|Point of No Return|
If you cannot locate the alternator, reach the attachment bolts or free the nuts, stop and let a professional Technician handle the job.
Note: This DIY task really benefits from having a second vehicle and/or another set of hands. More on this later.
Basic hand tools are needed for this job:
- Combination wrenches
- Socket wrenches
- Vise grips
- A large, flat-bladed screwdriver
Other than a new or rebuilt alternator, the only other material required is a new V-belt, masking tape (or similar) and a marker pen. You may also need some fine-grit sandpaper if the nuts and washers on the alternator are corroded.
Since you have to loosen the V-belt when you replace an alternator, unless the belt is relatively new, it makes good sense to replace it. The alternator and V-belt can be purchased at your car's dealership or, for most cars, at auto parts stores. When you go to the parts counter, you will need to provide the year, make, model, engine displacement, and even information about options on your vehicle, such as power steering and air conditioning. All this information is needed since V-belt length varies depending upon what engine accessory is being driven.

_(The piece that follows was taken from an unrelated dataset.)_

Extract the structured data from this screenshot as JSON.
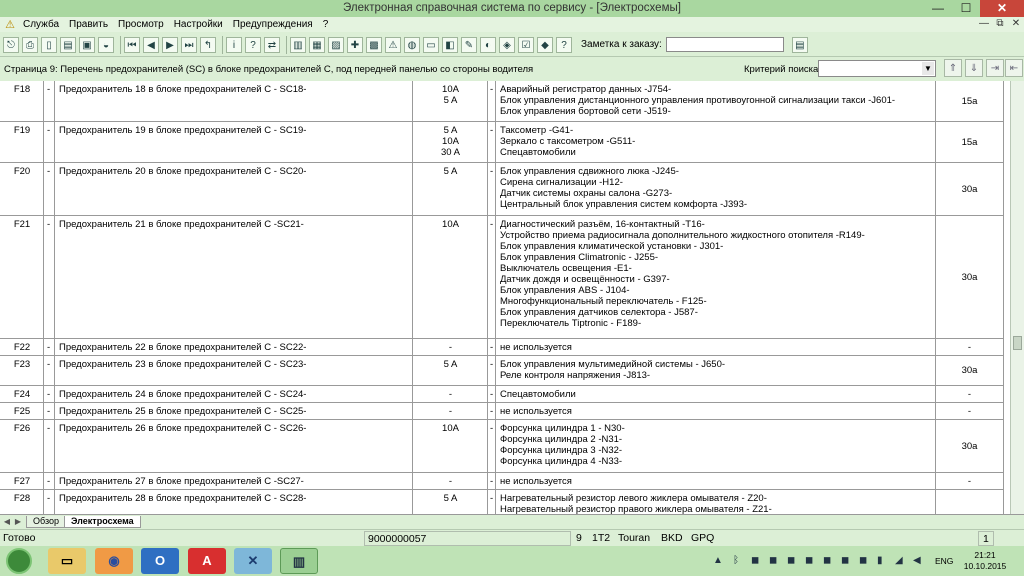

Here's where it's beneficial to have another running vehicle or a friend's car. Ideally, you should remove the old alternator and V-belt from your vehicle and take them to the parts counter. In this way, you can ensure that the replacements match perfectly.
Park your car (inside or outside) with plenty of space to work around each side of the engine compartment.
- Disconnect the negative terminal of the vehicle's battery. If you don't do this, some of the wires that run to the back of the alternator can short out if they touch the car body or engine. Disconnecting the battery will protect you and the electrical circuits of the vehicle.
- Loosen the two bolts that hold the alternator in place. If these bolts have nuts on the opposite side, you may have to use two wrenches on one or both of these bolts. Do not remove the bolts yet.